One of the top ideas to come out of the ideation session with the CAPABLE team was to contextualize the CAPABLE program within a larger movement for aging with meaning. I created two prototypes for this idea, largely inspire by the analogous research I did on the Movement for Black Lives.
Iconography for a Movement for Aging with Meaning
prototypes of movement values iconography, with increasing fidelity
This prototype is for iconography to represent the four essential values or guiding principles of a movement for aging with meaning. These values encompass the values that CAPABLE had already identified and are a distillation of key trends from our research. I tried to describe each value without jargon and from a human rights-based perspective which includes all people (we will all age, after all), rather than from the perspective of clinicians discussing their aging clients.

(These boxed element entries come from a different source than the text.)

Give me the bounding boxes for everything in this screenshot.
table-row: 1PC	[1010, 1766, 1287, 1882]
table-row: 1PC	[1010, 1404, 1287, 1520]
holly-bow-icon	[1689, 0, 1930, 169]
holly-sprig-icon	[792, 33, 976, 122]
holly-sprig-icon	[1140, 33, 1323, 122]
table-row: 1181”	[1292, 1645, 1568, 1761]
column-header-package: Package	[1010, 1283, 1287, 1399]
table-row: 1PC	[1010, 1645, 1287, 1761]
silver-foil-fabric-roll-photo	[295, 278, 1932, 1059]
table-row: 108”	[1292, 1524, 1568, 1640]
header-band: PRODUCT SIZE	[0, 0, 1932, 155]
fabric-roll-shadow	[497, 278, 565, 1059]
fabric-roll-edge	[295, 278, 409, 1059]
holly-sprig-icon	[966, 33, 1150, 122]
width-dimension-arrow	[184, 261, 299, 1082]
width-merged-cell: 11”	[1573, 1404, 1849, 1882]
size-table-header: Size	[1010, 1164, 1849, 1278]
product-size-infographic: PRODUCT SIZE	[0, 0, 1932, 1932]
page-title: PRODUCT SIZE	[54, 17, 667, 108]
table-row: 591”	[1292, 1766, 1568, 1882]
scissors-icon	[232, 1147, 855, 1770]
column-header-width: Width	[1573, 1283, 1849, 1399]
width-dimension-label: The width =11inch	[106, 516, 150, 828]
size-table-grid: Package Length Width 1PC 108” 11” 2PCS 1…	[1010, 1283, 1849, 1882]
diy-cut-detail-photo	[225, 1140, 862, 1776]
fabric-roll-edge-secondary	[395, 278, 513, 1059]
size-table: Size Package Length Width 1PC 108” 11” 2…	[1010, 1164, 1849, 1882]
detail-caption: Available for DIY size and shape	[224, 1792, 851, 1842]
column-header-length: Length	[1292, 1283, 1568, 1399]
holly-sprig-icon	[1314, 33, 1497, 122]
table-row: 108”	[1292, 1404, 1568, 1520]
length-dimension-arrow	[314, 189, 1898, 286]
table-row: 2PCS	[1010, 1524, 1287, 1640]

three dimensional prototype of movement values iconography, designed to show the versatility of the icons
The purpose of this prototype is to help CAPABLE clinicians feel like they are part of a greater movement, as well as encourage other institutions that serve people who are aging to adopt movement values. These prototypes are also designed to help clearly communicate the essence of CAPABLE’s approach.
Website for a Movement for Aging with Meaning
This prototype is for a website that:
- Describes what a movement for aging with meaning is
- Invites practitioners to participate in a movement for aging with meaning
- Offers resources to practitioners who are working to integrate the values of aging with meaning into their work.
The prototyped Aging with Meaning website functions in addition to the already existing CAPABLE website by convening organizations that are aligned with the aging with meaning values and sharing generalizable content across those organizations. The audience for the website is narrow: current and future clinicians and other types of practitioners offering healthcare and other services to people who are aging.
The prototype I created included:
- A description of the 3 primary purposes of the movement website and 3 example personas of movement website users
- A wireframe of the overall structure of the website as well as detailed drawings of key webpages
In addition to the prototypes I created, I also prepared a recommended plan for implementation for the CAPABLE team.